Rap tycoon. Business mogul. Entrepreneur.
The media may use a variety of terms to describe Atlanta-based rapper Jeezy, but his own definition is far broader. Instead of choosing a label, he simply refers to himself as “one of the greatest hustlers there’s ever been.”
Although best known for his rapping, the 39-year-old actually began his career as an entrepreneur, founding record label Corporate Thugz Entertainment in 2001.
“That was my plan — to be this big CEO and run this big record label and make all this big money,” he says. But when he discovered his artists weren’t putting in the same amount of effort as he was (not to mention one of his first signees was apparently sent to jail on a murder charge), “I just decided to do it myself,” he says. “Ain’t nobody gonna go as hard as you gonna go…I have a way with words and I know how to hustle.”
Clearly. Since making the switch from manager to artist, Jeezy has released a series of hits including “Soul Survivor” and “Lose My Mind.” And while he’s still busy making music (his newest album, “Trap or Die 3,” was released in October), he’s also started to refocus on the business-side of things. Already, this includes his own online merchandise shop, a soon-to-launch marketing shop called 99 Agency that will work with entertainers, athletes, and brands, plus real estate investments in Atlanta. Jeezy also has a gig as an adviser to Avi?n Tequila, where he helps the tequila brand reach multicultural consumers.
On Jan. 5, Jeezy was honored for, among other accomplishments, his “entrepreneurship” at a New York City event hosted by event curator and entrepreneur Marcus Damas and media strategist Karen Civil.
In a conversation with Fortune, Jeezy reflects on his time in the music industry, discusses some of the mistakes he’s made over the years, and shares the best business advice he’s received.

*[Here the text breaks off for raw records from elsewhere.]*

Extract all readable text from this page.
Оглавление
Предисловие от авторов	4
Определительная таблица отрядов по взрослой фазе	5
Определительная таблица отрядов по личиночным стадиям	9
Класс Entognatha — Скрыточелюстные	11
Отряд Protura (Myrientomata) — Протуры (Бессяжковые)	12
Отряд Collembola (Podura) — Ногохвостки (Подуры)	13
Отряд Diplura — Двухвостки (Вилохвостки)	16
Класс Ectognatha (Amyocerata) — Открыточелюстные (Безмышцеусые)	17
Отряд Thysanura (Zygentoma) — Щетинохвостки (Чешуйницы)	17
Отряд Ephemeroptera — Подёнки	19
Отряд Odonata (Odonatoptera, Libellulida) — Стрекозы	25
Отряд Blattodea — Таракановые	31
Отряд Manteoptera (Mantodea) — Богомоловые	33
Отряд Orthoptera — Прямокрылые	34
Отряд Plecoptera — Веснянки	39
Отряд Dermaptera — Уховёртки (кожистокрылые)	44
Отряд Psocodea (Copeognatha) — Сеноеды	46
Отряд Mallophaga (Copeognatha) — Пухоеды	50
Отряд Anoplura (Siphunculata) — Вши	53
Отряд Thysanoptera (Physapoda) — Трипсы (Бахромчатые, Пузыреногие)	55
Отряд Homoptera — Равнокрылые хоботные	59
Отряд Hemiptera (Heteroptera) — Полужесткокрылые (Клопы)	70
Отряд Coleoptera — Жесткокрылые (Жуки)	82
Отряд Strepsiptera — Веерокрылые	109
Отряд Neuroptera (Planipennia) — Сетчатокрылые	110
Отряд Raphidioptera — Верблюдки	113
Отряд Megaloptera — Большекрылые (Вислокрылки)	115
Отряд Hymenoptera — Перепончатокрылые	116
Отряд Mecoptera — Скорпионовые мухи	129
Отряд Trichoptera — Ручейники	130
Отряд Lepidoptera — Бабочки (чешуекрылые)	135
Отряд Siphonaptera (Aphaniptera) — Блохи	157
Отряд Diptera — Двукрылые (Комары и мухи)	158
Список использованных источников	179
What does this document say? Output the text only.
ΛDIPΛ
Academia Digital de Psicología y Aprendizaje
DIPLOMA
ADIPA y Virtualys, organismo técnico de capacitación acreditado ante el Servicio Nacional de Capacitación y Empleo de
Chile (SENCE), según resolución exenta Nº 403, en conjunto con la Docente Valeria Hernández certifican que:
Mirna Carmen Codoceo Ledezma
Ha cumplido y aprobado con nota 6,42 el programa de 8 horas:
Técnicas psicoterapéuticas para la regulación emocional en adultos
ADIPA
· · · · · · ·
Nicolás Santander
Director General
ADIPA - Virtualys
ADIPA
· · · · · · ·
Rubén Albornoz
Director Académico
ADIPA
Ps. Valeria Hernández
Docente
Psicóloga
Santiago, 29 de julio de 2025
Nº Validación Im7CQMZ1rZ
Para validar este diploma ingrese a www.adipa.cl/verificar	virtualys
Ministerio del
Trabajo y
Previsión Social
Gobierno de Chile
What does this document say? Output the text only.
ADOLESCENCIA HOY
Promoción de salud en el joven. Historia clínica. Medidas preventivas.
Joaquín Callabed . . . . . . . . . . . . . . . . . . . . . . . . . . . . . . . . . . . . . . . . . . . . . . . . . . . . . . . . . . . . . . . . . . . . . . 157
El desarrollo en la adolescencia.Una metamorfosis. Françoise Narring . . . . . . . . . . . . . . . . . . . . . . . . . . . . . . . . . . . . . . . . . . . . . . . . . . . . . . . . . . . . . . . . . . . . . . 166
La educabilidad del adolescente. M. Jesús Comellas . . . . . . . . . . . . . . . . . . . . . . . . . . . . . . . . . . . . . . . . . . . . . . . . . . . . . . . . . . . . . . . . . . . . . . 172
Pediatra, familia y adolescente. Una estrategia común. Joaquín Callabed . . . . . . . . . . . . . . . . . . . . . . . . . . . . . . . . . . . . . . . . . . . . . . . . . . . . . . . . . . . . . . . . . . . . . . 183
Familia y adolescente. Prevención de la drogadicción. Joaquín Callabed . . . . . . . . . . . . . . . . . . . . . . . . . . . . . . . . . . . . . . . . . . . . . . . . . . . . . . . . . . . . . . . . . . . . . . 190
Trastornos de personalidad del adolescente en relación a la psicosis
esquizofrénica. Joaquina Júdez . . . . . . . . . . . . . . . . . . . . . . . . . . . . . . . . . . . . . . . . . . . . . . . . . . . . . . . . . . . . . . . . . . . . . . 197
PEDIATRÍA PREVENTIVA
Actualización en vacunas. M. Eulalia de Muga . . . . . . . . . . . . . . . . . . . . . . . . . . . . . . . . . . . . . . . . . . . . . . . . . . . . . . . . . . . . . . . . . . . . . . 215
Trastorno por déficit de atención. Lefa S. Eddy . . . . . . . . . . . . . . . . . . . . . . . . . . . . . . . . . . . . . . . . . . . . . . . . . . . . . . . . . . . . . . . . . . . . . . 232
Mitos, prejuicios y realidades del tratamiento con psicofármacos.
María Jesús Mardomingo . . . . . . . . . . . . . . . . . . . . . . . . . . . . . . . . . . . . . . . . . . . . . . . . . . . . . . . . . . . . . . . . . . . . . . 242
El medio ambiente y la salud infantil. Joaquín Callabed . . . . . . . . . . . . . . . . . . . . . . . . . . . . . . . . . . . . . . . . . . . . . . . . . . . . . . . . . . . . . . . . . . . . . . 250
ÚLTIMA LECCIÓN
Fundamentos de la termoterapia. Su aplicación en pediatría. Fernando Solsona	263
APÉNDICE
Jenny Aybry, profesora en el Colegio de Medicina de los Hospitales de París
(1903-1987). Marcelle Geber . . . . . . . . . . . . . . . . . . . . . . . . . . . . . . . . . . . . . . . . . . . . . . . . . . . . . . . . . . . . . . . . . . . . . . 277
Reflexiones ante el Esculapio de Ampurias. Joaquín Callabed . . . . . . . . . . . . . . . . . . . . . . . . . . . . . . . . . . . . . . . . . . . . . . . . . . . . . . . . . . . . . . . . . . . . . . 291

This Q&A has been edited for grammar and clarity.
What were some of the lessons you learned from your upbringing that help you in business today? [Jeezy, who was raised by an alcoholic, single mother in Atlanta, started dealing drugs at age 11, as detailed in the 2011 documentary Hustlaz Ambition.]
Jeezy: Just the morals of it. The integrity of it. The hunger. At the end of the day, you’re making something out of nothing — the hunger is different. I had to be very disciplined. And I think everything I learned from the streets and from my upbringing is the reason I could be successful.
What were some big mistakes you made when you first started?
Jeezy: Not taking the time to learn the ins and outs of the industry because I was busy doing other things, so I just took people’s word. And over time, you understand that you can’t put the type of responsibility on other people that you can put on yourself. You can always believe in yourself.
Tell me about your current business ventures.
Jeezy: I’m very big in real estate right now. We recently opened up a 6-story compound studio in Atlanta. Anywhere from partnering with high-end restaurants in Atlanta to [working with] Avi?n Tequila. Anything that you can think of that has something to do with my lifestyle.
What’s the best business advice you’ve ever received?
Jeezy: Never be scared to invest in yourself. You can’t be scared to lose. You have to see longevity in things. You’ve always got to be planning your next move. It’s not about the last 10 years, it’s about the next 10 years.
Would you rather be known as an artist or an entrepreneur?
Jeezy: I would rather be known for who I am — one of the greatest hustlers there’s ever been.